42. Я люблю ее и не могу с ней разговаривать, я подстерегаю ее, чтобы не встретиться с ней.
43. Я любил одну девушку, и она любила меня, но я вынужден был с ней расстаться.
Почему?
Не знаю. Мне казалось, что ее окружают вооруженные люди с копьями, направленными наружу. Когда бы я ни приближался к ней, я натыкался на острия и вынужден был отступать, израненный. Я много выстрадал.
Была ли в этом виновата девушка?
Я думаю, нет, вернее даже, я это знаю. Ведь мое сравнение неполно: я тоже был окружен копьеносцами, но их копья были направлены внутрь, то есть против меня. Устремляясь к девушке, я сразу же натыкался на копья моих копьеносцев — и уже тут останавливался. Быть может, я никогда и не добирался до копьеносцев этой девушки, а если бы и добрался, то уже обескровленный ранами от собственных копий и уже без чувств.
Осталась ли девушка одна?
Нет, к ней пробился кто-то другой, легко пробился, беспрепятственно. А я, измученный своими попытками, смотрел на это с таким равнодушием, словно был воздухом, сквозь который их лица приближались друг к другу для первого поцелуя.
44. Двое мужчин сидели за грубо сколоченным столом. Над ними висела мерцавшая керосиновая лампа. Это было вдали от моей родины.
— Я в ваших руках, — сказал я.
— Нет, — сказал один из двоих, он сидел очень прямо, запустив левую руку в бороду и судорожно стиснув пальцы, — ты свободен, и потому ты пропал.

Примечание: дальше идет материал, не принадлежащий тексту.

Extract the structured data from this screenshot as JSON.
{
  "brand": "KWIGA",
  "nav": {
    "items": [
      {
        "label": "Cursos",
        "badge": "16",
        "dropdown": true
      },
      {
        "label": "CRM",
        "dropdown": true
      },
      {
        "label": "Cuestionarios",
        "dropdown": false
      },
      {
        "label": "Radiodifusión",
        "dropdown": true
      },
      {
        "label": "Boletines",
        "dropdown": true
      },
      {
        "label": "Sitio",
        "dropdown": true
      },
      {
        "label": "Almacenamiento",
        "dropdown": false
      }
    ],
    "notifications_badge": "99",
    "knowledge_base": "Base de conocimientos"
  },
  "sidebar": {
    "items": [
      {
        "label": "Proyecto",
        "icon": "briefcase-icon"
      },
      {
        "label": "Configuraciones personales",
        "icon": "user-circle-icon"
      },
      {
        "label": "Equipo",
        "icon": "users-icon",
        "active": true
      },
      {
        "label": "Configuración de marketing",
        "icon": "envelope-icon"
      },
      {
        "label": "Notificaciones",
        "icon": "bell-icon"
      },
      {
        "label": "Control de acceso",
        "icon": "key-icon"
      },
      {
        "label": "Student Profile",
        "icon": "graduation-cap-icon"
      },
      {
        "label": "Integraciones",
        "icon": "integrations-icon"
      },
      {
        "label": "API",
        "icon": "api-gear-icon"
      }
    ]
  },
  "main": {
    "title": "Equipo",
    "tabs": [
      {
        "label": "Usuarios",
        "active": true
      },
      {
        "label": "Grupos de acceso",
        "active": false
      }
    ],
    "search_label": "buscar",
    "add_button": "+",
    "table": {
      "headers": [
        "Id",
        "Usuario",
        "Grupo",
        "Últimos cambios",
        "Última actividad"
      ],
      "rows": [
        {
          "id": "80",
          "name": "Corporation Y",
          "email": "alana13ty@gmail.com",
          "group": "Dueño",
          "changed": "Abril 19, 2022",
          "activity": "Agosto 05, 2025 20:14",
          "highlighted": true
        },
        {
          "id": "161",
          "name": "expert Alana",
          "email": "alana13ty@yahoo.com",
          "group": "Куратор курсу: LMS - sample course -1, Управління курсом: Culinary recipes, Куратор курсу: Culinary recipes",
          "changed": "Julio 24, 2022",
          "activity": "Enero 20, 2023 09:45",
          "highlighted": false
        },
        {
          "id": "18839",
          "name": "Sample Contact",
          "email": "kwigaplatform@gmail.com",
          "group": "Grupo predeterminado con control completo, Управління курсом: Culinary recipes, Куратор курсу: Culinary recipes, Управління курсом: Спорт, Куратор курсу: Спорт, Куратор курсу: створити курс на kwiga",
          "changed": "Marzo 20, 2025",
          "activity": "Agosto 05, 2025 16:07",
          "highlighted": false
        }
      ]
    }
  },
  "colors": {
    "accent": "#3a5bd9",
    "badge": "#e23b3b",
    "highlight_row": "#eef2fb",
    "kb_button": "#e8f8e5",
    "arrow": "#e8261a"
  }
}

— Значит, я могу идти? — спросил я.
— Да, — сказал мужчина и прошептал что-то своему соседу, дружески погладив его по руке.
Этот был старик, но тоже очень прямой и очень сильный…
45. Дверка, ведущая в сад, была чрезвычайно низкой, ненамного выше тех проволочных ворот, которые втыкают в землю, когда играют в крокет. Поэтому мы не могли войти в сад рядом, а должны были проползать туда по очереди. Мария еще больше затруднила мне задачу, начав тянуть меня за ноги именно тогда, когда у меня плечи почти застряли в дверке. В конце концов мне удалось преодолеть это препятствие и Марии, как ни удивительно, — тоже, правда только с моей помощью. Мы были так заняты всем этим, что не заметили хозяина дома, который, очевидно, с самого начала стоял неподалеку и наблюдал за нами. Марии было очень неловко, так как ее легкое платье при этом проползании совершенно измялось. Но теперь уже ничего нельзя было поправить, потому что хозяин подошел нас поприветствовать; мне он сердечно пожал руку, Марию слегка потрепал по щеке. Я не мог вспомнить, сколько Марии лет; по всей видимости, она была еще маленьким ребенком, раз ее так приветствовали, но ведь и я наверняка был ненамного старше. Мимо пробежал, почти что пролетел слуга; в поднятой правой руке — левая была прижата к бедру — он нес большое высоко наложенное блюдо; что там было, я из-за этой спешки не мог разглядеть, видел только длинные ленты — или листья, или водоросли, — которые свисали с краев блюда и летели по воздуху за слугой. Я указал на него Марии, она в ответ кивнула, но отнюдь не была так удивлена, как я ожидал. А ведь это, собственно, было ее первое появление в большом свете, она же происходила из мелкобуржуазной среды и должна была чувствовать себя как человек, который всегда жил только на равнине, а тут перед ним вдруг отдергивается занавес, и он оказывается у подножия предгорья. Но ничего подобного у нее не проявилось и в отношении к хозяину дома: она спокойно слушала его приветствия, медленно натягивая в то же время серые перчатки, которые я ей вчера купил. В сущности, мне было даже очень приятно, что она таким образом выдержала это испытание. Затем хозяин пригласил нас последовать за ним; мы пошли в направлении пролета исчезнувшего слуги, хозяин шел все время на шаг впереди нас, но в то же время и вполоборота к нам.